- Relator(a)
- Jose Roberto Freire Pimenta
- Órgão julgador
- 2ª Turma
- Data do julgamento
- 11/11/2020
- Data de publicação
- 13/11/2020
TST – Agravo de Instrumento em Recurso de Revista 0020906-47.2016.5.04.0023, Rel. Jose Roberto Freire Pimenta, 2ª Turma, j. 11/11/2020, p. 13/11/2020
EMENTA: AGRAVO DE INSTRUMENTO EM RECURSO DE REVISTA. RECURSO DE REVISTA REGIDO PELO CPC/2015 E PELA INSTRUÇÃO NORMATIVA Nº 40/2016 DO TST. ALTERAÇÃO CONTRATUAL LESIVA NÃO CONFIGURADA. REDUÇÃO DA CARGA HORÁRIA. RETORNO À JORNADA INCIALMENTE CONTRATADA. CUMPRIMENTO DE DECISÃO JUDICIAL. DIFERENÇAS SALARIAIS INDEVIDAS. A controvérsia diz respeito à licitude do retorno do servidor público à jornada de trabalho inicialmente contratada e se ele faz jus à percepção das diferenças salariais decorrentes da supressão das horas extras habitualmente prestadas. Os entes públicos estão sujeitos aos princípios da moralidade e da legalidade, consoante dicção do artigo 37 da Constituição Federal de 1988, motivo pelo qual não pode a Administração Pública alterar a jornada laboral do servidor público, devidamente fixada em lei, visto que esse encargo não está inserido na esfera de disponibilidade das partes contratantes. Dessarte, conclui-se que não se constitui em alteração contratual ilícita o restabelecimento da jornada ajustada, pois a sua majoração não poderia se incorporar ao contrato de trabalho do reclamante, pois isso caracterizaria flagrante desrespeito à lei e aos princípios norteadores da Administração Pública.
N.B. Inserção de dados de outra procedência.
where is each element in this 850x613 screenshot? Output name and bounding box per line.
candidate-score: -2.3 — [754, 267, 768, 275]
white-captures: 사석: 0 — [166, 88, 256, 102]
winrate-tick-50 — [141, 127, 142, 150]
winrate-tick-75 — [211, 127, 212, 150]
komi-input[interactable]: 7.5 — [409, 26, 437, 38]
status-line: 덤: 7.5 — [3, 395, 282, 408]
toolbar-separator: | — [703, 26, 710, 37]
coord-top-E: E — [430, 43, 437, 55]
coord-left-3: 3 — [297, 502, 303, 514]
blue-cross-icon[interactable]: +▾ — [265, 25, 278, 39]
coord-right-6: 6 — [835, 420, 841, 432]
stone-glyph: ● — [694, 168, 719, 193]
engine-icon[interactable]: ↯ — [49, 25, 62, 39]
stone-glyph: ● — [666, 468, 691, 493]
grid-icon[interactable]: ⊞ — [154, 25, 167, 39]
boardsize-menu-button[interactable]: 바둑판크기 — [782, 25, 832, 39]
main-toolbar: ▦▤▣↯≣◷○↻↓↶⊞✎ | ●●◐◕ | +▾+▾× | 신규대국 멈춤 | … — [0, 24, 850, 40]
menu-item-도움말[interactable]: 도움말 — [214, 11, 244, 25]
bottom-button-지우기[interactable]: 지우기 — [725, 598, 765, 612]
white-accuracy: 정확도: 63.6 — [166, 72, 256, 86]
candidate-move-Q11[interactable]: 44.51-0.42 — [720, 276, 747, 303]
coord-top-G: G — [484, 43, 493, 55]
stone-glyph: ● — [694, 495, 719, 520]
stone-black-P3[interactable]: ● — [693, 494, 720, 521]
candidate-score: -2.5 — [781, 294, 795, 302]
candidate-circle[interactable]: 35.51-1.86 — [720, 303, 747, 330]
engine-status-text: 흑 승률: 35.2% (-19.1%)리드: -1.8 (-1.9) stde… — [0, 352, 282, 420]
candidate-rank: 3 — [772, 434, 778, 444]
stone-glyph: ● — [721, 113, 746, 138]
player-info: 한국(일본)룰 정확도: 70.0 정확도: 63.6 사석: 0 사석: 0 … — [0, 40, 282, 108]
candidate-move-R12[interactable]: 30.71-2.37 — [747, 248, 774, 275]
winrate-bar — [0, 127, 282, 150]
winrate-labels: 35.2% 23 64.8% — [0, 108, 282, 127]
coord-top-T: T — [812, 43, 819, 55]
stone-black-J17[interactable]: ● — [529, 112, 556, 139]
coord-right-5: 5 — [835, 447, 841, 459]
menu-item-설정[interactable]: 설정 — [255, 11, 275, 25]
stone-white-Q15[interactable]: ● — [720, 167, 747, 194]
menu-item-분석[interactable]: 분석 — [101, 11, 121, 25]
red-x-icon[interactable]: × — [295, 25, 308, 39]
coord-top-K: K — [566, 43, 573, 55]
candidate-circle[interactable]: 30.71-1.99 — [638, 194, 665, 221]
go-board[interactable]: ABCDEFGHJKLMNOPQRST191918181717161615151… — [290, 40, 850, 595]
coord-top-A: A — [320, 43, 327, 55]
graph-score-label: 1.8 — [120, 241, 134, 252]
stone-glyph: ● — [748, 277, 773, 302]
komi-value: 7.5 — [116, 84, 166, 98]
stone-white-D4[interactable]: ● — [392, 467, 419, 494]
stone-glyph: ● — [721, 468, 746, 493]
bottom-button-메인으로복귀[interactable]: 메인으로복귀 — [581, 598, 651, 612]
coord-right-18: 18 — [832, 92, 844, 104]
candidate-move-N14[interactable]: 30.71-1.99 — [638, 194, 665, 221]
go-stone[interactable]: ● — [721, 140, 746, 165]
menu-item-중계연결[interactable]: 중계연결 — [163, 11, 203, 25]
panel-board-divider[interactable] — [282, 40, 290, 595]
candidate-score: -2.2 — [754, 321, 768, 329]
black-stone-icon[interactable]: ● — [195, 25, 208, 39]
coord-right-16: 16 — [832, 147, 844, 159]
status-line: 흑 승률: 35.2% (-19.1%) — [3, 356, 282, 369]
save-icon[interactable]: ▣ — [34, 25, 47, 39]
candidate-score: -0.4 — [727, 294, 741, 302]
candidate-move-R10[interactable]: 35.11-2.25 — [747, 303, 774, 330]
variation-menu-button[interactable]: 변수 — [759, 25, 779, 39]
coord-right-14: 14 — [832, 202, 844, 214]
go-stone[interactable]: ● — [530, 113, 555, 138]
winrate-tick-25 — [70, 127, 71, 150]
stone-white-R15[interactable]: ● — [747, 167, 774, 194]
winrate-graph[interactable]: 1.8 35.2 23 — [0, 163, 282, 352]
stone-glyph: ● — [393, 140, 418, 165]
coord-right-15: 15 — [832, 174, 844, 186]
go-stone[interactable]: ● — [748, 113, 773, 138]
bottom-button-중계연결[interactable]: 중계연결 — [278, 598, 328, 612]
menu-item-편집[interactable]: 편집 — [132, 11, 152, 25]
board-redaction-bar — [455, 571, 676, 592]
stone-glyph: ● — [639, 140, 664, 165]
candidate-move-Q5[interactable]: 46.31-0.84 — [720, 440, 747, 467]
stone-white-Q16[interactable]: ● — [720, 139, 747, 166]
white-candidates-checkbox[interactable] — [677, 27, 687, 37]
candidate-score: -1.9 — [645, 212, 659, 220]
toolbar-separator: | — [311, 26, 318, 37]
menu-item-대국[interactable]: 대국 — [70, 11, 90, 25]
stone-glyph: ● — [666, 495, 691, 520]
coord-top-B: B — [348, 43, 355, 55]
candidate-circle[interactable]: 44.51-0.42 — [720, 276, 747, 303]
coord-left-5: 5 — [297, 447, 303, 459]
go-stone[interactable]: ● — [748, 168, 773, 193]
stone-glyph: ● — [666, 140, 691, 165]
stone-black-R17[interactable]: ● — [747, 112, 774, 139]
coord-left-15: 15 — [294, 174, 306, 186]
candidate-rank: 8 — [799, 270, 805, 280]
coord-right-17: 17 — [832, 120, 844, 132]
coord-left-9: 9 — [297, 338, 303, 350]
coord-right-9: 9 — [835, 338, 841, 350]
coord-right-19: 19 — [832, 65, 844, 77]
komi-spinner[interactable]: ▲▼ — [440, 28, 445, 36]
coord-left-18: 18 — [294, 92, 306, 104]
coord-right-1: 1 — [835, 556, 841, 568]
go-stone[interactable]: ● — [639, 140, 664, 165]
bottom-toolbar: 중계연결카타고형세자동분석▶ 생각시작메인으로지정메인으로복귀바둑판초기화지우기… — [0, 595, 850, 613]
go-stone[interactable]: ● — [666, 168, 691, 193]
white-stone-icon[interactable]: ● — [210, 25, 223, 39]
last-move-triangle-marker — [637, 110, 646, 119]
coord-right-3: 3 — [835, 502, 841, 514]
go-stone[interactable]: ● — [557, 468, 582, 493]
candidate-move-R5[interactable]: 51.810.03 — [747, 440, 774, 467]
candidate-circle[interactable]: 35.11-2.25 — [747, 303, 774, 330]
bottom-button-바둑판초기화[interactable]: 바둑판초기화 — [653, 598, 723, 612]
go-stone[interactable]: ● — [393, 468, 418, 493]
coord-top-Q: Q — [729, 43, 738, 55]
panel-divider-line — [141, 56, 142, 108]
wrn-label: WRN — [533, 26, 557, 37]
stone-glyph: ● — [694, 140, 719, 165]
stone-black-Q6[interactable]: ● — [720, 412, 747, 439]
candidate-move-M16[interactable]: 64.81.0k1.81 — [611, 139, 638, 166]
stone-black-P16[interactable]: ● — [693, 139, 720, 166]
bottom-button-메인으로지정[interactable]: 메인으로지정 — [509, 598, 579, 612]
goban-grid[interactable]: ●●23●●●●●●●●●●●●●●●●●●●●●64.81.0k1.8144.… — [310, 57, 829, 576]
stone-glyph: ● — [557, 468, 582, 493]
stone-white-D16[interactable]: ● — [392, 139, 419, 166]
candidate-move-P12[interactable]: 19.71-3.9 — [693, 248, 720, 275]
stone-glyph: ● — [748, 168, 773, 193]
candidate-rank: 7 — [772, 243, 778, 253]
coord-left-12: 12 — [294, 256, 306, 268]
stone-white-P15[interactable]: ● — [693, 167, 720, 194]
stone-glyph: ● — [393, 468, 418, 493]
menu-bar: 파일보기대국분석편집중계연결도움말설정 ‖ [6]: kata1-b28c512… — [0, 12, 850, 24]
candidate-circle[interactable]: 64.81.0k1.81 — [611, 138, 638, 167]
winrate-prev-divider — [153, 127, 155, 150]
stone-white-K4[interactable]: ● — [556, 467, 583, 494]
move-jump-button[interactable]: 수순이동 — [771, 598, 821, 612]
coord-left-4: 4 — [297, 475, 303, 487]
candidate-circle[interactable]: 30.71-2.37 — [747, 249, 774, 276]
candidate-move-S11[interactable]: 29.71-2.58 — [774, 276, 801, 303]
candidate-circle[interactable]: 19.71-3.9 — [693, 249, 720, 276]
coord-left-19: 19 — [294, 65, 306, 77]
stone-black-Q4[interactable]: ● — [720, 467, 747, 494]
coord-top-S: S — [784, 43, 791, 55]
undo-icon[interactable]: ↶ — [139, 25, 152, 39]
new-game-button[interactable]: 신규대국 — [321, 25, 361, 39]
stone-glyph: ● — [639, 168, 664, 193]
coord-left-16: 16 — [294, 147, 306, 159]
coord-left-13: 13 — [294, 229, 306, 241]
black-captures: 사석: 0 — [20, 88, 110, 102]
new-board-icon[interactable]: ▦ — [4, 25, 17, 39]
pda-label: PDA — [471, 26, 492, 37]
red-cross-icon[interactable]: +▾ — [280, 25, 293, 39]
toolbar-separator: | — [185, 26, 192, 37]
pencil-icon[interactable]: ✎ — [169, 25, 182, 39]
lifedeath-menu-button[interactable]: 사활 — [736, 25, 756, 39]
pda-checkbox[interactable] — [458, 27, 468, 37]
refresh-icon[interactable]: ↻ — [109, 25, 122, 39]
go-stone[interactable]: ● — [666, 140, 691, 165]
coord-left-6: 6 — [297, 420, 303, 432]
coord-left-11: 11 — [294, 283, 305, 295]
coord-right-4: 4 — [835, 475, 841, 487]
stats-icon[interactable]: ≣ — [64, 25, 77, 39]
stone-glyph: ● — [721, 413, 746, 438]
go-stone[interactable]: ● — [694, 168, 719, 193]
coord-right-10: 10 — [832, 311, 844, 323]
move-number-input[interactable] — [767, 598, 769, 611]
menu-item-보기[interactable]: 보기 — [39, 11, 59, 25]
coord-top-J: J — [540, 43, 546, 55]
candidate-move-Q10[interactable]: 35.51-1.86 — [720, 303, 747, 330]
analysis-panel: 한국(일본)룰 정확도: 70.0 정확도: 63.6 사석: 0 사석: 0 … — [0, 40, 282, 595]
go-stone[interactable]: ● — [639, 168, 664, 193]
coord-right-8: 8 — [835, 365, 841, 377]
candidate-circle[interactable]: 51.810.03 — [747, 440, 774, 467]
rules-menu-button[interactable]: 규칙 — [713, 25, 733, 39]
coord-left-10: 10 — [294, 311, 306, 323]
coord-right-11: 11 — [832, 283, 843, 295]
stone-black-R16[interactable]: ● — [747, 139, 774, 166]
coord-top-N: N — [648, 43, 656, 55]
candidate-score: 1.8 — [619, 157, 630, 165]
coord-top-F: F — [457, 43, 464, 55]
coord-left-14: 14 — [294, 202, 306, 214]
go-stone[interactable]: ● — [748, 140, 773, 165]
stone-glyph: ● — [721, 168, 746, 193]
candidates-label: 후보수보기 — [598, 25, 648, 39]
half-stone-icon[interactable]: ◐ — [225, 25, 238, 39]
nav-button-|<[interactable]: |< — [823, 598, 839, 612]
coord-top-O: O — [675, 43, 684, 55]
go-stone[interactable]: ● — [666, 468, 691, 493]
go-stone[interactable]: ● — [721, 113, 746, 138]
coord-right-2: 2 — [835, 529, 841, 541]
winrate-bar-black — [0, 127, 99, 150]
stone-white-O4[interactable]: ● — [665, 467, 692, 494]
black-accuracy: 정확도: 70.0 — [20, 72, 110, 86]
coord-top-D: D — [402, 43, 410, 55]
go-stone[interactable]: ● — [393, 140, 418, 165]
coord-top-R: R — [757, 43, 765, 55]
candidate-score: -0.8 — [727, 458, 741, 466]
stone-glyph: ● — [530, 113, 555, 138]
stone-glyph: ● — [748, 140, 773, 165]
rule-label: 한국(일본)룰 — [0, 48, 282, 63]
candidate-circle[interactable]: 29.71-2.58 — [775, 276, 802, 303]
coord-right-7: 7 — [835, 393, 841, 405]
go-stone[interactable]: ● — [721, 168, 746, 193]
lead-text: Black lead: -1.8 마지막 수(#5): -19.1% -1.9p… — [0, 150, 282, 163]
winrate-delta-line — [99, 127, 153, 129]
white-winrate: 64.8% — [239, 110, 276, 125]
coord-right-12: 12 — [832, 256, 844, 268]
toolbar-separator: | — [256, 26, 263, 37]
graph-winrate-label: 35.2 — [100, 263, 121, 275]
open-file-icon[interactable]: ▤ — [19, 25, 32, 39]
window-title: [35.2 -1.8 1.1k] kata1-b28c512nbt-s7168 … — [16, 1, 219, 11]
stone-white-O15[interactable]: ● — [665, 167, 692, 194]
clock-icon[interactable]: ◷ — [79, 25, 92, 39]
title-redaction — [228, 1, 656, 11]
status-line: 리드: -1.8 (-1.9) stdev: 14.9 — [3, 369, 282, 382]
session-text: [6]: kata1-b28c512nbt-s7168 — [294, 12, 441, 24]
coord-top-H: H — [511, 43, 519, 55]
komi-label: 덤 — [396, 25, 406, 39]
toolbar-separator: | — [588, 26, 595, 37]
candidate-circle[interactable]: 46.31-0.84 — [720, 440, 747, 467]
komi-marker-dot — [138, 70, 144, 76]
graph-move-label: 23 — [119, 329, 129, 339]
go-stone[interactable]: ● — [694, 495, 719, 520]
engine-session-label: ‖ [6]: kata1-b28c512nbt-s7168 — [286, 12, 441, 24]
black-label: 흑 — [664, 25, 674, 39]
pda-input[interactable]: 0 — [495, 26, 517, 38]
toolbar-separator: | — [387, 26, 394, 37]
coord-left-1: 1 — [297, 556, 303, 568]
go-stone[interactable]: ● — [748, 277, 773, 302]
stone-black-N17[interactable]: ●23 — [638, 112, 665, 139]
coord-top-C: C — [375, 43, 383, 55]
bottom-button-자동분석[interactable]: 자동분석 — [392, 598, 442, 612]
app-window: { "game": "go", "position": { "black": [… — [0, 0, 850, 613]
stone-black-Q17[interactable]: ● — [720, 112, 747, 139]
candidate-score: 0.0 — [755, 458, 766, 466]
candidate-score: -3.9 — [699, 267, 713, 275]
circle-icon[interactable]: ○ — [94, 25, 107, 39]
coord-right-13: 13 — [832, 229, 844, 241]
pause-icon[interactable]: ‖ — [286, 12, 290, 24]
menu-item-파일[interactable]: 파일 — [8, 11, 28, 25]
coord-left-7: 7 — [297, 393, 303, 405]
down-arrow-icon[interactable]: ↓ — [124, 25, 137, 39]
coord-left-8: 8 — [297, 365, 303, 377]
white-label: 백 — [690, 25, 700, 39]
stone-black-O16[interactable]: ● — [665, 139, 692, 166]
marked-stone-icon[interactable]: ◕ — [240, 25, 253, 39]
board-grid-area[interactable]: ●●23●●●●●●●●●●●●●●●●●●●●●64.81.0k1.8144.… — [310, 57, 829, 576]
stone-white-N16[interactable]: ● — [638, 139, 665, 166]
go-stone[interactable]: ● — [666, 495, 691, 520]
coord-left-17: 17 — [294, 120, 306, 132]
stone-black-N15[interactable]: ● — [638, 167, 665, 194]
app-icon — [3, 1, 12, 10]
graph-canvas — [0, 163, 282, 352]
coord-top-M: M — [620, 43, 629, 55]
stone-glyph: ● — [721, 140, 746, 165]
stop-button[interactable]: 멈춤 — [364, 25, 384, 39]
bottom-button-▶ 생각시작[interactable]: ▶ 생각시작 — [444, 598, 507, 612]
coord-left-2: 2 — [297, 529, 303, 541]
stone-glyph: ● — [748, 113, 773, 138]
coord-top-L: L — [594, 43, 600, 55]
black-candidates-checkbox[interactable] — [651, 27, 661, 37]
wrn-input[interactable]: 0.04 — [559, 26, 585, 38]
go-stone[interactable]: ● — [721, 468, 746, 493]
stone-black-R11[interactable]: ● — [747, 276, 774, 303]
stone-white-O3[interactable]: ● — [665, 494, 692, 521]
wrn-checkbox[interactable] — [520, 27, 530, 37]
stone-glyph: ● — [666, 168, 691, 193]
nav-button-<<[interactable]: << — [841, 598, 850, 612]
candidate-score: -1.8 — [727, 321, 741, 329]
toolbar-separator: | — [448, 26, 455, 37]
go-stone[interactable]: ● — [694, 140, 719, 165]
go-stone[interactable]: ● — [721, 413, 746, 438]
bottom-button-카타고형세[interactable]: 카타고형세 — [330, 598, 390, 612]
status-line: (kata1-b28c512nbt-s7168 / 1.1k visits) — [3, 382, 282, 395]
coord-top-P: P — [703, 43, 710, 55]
Esse entendimento, aliás, está pacificado nesta Corte, por meio da Orientação Jurisprudencial nº 308 da SbDI-1, segundo a qual não viola o artigo 468 da CLT a determinação de retorno do servidor público à jornada inicialmente contratada, in verbis : " O retorno do servidor público (administração direta, autárquica e fundacional) à jornada inicialmente contratada não se insere nas vedações do art. 468 da CLT, sendo a sua jornada definida em lei e no contrato de trabalho firmado entre as partes" . Com efeito, não há falar em alteração lesiva do contrato de trabalho, porquanto não há direito adquirido ao cumprimento da carga horária de 220 horas mensais, mediante a prestação habitual de 40 horas extras por mês ou, ainda, ao trabalho em jornada de 180 horas mensais com a percepção de 40 horas extras por mês, sem a respectiva prestação de serviços. Precedentes. Agravo de instrumento desprovido. (Tribunal Superior do Trabalho (2ª Turma). Acórdão: 0020906-47.2016.5.04.0023. Relator(a): JOSE ROBERTO FREIRE PIMENTA. Data de julgamento: 11/11/2020. Juntado aos autos em 13/11/2020.)